The band created the song, called “Gunshy,” over the Internet using feedback, constructive criticism and remixed tracks from a new community of musicians.

that’s very cool! i wonder what sort of collaborative tools they offered the 5 musicians and what format the feedback/criticism was fed into the process. it doesn’t seem to be promoted heavily on the bolt website. i did find this blog post but there’s not many details. anyone try this website before?

btw, i knew bolt sounded familiar. their ‘about us’ page says they’ve been around 10 years in the youth sector & sure enough … they used to be a community website. looks like they’ve survived & morphed into social networking.

a few of my fav things

i found out recently a friend of mine is in the digital vision program @ stanford so i was having a look at the various projects and this one by nita goyal called Project Open Books: Multiplying Resources through Online Communities caught my eye.

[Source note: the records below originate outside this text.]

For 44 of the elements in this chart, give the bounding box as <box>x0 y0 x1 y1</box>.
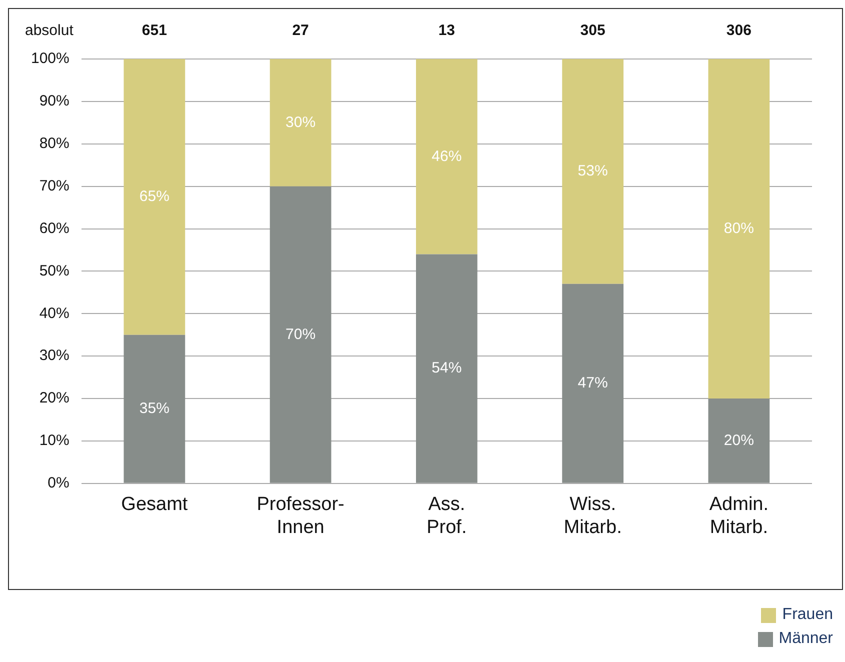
data-label: 53% <box>578 162 608 180</box>
text: 306 <box>726 22 752 40</box>
bar <box>270 186 332 483</box>
bar <box>562 284 624 483</box>
y-tick-label: 80% <box>39 135 70 152</box>
data-label: 70% <box>286 326 316 343</box>
x-tick-label: Gesamt <box>121 494 188 516</box>
bar <box>124 59 186 335</box>
data-label: 30% <box>286 114 316 131</box>
y-tick-label: 10% <box>39 432 70 450</box>
y-tick-label: 50% <box>39 262 70 280</box>
text: absolut <box>24 22 74 40</box>
data-label: 20% <box>724 432 754 449</box>
text: 13 <box>438 22 456 40</box>
y-tick-label: 100% <box>30 50 70 68</box>
x-tick-label: Professor-Innen <box>256 494 344 538</box>
y-tick-label: 70% <box>39 177 70 194</box>
y-tick-label: 20% <box>39 390 70 407</box>
y-tick-label: 60% <box>39 220 70 237</box>
bar <box>416 254 478 483</box>
text: 27 <box>292 22 309 40</box>
data-label: 47% <box>578 374 608 392</box>
text: 305 <box>580 22 606 40</box>
x-tick-label: Wiss. Mitarb. <box>564 494 622 538</box>
data-label: 35% <box>139 400 170 418</box>
bar <box>562 59 624 284</box>
bar <box>708 398 770 483</box>
legend-label: Männer <box>778 630 833 648</box>
y-tick-label: 30% <box>39 347 70 364</box>
text: 651 <box>142 22 167 40</box>
data-label: 80% <box>724 220 754 237</box>
x-tick-label: Ass. Prof. <box>426 494 467 538</box>
y-tick-label: 40% <box>39 304 70 322</box>
bar <box>270 59 332 186</box>
x-tick-label: Admin. Mitarb. <box>709 494 769 538</box>
data-label: 65% <box>139 188 170 206</box>
bar <box>124 334 186 483</box>
bar <box>708 59 770 399</box>
data-label: 46% <box>432 148 462 165</box>
bar <box>416 59 478 254</box>
y-tick-label: 0% <box>48 474 70 492</box>
y-tick-label: 90% <box>39 92 70 110</box>
legend-label: Frauen <box>782 606 833 624</box>
data-label: 54% <box>432 360 462 377</box>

it blends a few of my fav things like online communities, education and libraries. there’s only a brief summary on the page but it seems people will be able to list the books they own and lend them to people in their local community using schools & libraries as the drop off points. the project is running (or will run, i don’t think it’s operational yet) in india but i think it could work anywhere. there is most definitely a difference btwn the melbourne city (and burbs) and nyc libraries. i’m a big user of the libraries & there’s a lot of times when the book i want isnt available here.

this type of community would tie in extremely well with some of the book communities already on the web (like library thing and books well read) but calls out for some reputation management software. i hate to lend books to anyone b/c i’ve had such bad luck in getting them back. my really prize books don’t get lent at all. not everyone feels the same way i do but you’d need some sort of reward/punishment for those who don’t contribute to the system or return the books.

very cool idea to keep an eye on.

social networking money

these articles are about a month old but business week has a few up concerning social networking sites getting VC money, visable path which is enterprise focused and analyses your connections within an org by watching your email and linkedin. there’s also some other BW articles linked from w/in the 3 articles.

all the articles seem to be from april 2006. did they just decide to do a big package on social networking or are the folks at BW really this far behind the curve?